The agent will now autonomously choose between searching the web (TavilySearch) or your private documents (rag_search_tool) based on the user’s question.

3. Add Human-in-the-Loop (Approval Step)

The Challenge: The agent acts autonomously. What if it decides to call a very expensive tool or perform a dangerous action (like deleting a file, if we gave it that tool)?
The Solution (LangGraph Edges): We can add a “pause” button to the graph.
1. Modify the should_continue function to return a third string, "human_approval", instead of "call_tool" if the tool is sensitive.
2. Add a new node (workflow.add_node("human_approval", human_approval_node)) and a new conditional edge.
3. This new node would pause the graph. In Streamlit, the app would show “[Yes] / [No]” buttons. If the user clicks “Yes”, the app would resume the graph execution, which would then proceed to the tool_node.

4. Implement True Response Streaming (Word-by-Word)

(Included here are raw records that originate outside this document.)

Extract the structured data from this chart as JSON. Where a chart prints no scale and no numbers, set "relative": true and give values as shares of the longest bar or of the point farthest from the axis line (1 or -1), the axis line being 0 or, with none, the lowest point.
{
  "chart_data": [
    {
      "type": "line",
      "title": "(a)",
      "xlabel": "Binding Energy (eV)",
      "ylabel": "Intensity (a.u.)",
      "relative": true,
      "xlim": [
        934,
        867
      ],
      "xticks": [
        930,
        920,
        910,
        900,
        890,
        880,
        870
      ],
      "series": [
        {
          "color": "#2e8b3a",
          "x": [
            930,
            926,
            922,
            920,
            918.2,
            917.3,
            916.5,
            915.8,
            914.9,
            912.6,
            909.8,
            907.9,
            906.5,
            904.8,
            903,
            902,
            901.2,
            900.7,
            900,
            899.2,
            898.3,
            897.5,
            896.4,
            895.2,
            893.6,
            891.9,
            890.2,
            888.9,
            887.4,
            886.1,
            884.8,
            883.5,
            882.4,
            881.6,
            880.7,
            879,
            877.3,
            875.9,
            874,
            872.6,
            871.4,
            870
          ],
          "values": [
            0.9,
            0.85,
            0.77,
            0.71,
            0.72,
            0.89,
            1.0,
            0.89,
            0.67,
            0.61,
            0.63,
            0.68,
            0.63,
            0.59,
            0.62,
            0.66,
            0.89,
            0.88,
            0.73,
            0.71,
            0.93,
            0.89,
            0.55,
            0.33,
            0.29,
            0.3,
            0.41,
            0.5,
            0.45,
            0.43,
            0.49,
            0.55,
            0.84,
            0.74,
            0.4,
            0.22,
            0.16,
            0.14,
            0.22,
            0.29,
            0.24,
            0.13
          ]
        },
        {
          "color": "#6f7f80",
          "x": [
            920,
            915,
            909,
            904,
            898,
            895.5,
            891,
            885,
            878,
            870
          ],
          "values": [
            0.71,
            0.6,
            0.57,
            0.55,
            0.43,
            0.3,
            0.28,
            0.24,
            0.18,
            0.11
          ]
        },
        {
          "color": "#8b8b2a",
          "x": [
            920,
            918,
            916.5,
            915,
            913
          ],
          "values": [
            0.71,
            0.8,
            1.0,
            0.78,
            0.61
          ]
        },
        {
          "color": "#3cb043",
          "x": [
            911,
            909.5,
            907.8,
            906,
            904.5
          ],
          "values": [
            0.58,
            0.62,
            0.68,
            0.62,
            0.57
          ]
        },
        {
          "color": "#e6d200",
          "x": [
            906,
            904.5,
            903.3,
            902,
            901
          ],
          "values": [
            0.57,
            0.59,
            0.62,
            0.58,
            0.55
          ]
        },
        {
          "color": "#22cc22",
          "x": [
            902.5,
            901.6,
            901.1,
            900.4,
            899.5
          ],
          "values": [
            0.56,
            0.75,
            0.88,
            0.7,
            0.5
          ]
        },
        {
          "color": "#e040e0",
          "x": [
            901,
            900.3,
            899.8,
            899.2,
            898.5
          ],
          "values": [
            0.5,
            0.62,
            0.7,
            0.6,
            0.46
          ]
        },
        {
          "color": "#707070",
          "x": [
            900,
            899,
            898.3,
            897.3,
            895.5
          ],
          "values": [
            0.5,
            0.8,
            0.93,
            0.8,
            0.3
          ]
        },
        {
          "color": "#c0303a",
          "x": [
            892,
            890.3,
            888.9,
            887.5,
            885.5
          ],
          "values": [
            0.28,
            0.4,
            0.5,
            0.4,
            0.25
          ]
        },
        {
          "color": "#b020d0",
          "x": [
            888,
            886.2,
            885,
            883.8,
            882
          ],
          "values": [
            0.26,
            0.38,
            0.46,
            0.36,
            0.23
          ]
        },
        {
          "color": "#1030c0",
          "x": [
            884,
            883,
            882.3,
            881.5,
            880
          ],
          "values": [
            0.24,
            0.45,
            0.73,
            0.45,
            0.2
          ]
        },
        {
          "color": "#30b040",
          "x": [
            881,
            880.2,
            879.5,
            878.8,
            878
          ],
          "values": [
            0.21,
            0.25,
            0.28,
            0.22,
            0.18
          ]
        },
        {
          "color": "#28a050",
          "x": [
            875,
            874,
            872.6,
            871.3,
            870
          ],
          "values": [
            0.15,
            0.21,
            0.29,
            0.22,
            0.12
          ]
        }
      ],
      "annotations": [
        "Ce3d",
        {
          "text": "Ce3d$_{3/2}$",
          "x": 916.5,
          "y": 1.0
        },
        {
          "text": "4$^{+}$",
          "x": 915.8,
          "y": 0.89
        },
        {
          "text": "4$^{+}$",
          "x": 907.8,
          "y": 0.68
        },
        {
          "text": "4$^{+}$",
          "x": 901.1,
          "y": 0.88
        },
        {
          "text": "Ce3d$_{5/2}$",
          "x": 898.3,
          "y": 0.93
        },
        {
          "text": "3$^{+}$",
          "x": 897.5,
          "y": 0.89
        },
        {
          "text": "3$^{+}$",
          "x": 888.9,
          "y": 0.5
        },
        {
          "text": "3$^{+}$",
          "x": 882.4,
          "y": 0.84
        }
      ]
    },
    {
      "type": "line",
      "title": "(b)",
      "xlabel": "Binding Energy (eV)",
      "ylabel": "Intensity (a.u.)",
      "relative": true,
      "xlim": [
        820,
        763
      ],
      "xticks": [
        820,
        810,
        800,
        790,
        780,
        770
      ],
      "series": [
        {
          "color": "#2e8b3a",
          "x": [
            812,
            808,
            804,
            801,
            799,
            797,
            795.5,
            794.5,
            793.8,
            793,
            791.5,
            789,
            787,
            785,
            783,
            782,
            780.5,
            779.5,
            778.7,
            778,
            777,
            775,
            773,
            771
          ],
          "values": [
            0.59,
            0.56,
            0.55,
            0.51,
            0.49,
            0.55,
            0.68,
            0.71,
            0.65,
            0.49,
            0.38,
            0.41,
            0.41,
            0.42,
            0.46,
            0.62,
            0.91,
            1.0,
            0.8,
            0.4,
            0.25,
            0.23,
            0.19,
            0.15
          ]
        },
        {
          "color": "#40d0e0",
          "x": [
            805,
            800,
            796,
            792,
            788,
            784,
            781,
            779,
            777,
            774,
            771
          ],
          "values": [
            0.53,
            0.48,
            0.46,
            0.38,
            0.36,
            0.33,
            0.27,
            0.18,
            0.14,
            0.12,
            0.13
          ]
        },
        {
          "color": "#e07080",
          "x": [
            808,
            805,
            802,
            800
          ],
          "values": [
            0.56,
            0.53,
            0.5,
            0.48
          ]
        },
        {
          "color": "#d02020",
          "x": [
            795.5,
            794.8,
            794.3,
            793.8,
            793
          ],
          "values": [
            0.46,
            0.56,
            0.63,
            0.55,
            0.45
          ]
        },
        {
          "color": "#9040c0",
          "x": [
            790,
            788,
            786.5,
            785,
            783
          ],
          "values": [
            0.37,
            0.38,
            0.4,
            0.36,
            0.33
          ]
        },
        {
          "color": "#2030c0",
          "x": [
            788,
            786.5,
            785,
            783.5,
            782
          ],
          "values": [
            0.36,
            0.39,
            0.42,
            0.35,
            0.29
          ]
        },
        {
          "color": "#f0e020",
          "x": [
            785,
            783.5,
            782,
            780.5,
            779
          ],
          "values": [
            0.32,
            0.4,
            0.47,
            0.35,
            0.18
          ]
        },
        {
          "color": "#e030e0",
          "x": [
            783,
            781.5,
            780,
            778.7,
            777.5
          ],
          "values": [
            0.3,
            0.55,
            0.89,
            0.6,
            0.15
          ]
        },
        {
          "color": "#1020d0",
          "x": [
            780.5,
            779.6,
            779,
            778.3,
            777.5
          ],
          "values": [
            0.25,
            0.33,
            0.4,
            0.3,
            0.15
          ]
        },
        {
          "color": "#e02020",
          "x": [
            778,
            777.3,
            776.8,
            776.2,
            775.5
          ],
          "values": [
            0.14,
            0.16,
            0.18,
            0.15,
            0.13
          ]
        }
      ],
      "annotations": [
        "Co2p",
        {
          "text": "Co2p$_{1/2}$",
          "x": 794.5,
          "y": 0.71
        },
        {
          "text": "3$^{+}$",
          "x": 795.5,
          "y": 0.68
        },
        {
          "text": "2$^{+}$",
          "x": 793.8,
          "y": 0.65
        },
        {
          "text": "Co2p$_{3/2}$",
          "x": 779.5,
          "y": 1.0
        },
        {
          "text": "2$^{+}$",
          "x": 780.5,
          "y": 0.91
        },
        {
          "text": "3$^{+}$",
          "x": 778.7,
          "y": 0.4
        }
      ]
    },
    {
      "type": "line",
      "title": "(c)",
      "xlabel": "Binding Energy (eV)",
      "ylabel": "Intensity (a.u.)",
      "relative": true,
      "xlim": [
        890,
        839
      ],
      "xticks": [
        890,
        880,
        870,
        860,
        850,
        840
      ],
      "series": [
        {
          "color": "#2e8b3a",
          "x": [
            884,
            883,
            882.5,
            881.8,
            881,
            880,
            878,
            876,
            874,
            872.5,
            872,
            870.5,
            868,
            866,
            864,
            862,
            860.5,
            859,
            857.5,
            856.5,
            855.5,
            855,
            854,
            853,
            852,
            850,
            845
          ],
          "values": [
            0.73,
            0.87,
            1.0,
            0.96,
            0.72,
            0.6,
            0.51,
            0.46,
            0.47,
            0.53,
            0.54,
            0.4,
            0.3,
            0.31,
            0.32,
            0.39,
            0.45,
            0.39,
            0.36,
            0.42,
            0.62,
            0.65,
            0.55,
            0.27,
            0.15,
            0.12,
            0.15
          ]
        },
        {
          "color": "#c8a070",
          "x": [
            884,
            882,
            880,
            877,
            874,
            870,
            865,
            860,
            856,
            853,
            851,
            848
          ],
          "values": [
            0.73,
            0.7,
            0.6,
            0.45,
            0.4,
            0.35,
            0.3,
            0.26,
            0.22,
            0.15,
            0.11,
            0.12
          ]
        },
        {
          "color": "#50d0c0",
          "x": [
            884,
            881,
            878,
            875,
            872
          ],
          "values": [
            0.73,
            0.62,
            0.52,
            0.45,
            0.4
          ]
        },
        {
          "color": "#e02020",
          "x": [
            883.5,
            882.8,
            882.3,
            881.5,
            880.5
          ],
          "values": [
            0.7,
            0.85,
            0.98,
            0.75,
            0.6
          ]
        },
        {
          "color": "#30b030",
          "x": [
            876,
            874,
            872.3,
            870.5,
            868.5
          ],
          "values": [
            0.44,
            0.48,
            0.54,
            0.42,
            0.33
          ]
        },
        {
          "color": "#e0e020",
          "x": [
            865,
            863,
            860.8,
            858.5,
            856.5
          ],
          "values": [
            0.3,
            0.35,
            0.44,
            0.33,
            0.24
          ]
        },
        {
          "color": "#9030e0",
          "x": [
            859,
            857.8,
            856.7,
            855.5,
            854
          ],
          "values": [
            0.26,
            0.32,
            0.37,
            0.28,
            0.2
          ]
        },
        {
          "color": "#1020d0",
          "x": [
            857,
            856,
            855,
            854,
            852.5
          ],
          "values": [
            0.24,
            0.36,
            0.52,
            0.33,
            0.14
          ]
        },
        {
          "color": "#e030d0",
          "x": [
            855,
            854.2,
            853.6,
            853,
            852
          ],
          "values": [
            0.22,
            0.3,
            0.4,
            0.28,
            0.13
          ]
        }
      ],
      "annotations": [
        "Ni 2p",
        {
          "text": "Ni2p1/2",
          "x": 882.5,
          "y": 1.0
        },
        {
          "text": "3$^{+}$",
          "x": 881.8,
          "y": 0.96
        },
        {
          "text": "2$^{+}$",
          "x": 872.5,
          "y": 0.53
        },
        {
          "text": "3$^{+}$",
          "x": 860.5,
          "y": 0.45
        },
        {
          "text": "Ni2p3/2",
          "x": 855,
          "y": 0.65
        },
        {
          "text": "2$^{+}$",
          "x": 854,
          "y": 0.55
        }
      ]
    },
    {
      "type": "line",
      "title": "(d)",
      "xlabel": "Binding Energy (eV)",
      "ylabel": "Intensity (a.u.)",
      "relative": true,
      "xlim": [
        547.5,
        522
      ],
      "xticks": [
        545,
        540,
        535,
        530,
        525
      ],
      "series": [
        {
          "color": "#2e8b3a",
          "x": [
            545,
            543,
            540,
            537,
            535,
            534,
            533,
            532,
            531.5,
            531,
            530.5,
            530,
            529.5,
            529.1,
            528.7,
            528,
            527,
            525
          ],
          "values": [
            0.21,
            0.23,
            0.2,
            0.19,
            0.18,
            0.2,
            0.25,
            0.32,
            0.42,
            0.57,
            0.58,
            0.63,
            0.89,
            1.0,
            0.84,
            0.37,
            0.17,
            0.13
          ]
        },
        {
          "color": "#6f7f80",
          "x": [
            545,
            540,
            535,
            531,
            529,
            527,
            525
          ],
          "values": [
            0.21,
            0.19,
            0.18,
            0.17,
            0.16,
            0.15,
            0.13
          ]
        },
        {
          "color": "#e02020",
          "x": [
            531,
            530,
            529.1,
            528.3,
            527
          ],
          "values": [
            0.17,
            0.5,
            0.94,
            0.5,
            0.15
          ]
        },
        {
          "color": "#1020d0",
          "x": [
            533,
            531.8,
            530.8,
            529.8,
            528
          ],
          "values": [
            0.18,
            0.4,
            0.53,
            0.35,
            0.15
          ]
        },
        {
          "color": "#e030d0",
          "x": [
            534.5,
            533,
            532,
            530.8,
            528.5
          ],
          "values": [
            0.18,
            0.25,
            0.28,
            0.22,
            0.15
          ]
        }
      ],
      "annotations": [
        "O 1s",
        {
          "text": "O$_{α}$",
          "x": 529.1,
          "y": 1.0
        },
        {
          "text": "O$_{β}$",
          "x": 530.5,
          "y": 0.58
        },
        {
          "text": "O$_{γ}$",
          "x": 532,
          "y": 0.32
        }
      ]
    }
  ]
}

The Challenge: The UI shows a “Thinking…” spinner and dumps the whole answer at once. This feels slow and less interactive than ChatGPT.
The Solution (app.stream() + st.write_stream()):
1. Instead of using final_state = app.invoke(inputs) in the Streamlit code…
2. We will use response_stream = app.stream(inputs, stream_mode="values").
3. We then iterate over this response_stream and use Streamlit’s built-in st.write_stream() function. This will render the agent’s final answer (from the last agent_node step) word-by-word as it’s being generated by the LLM.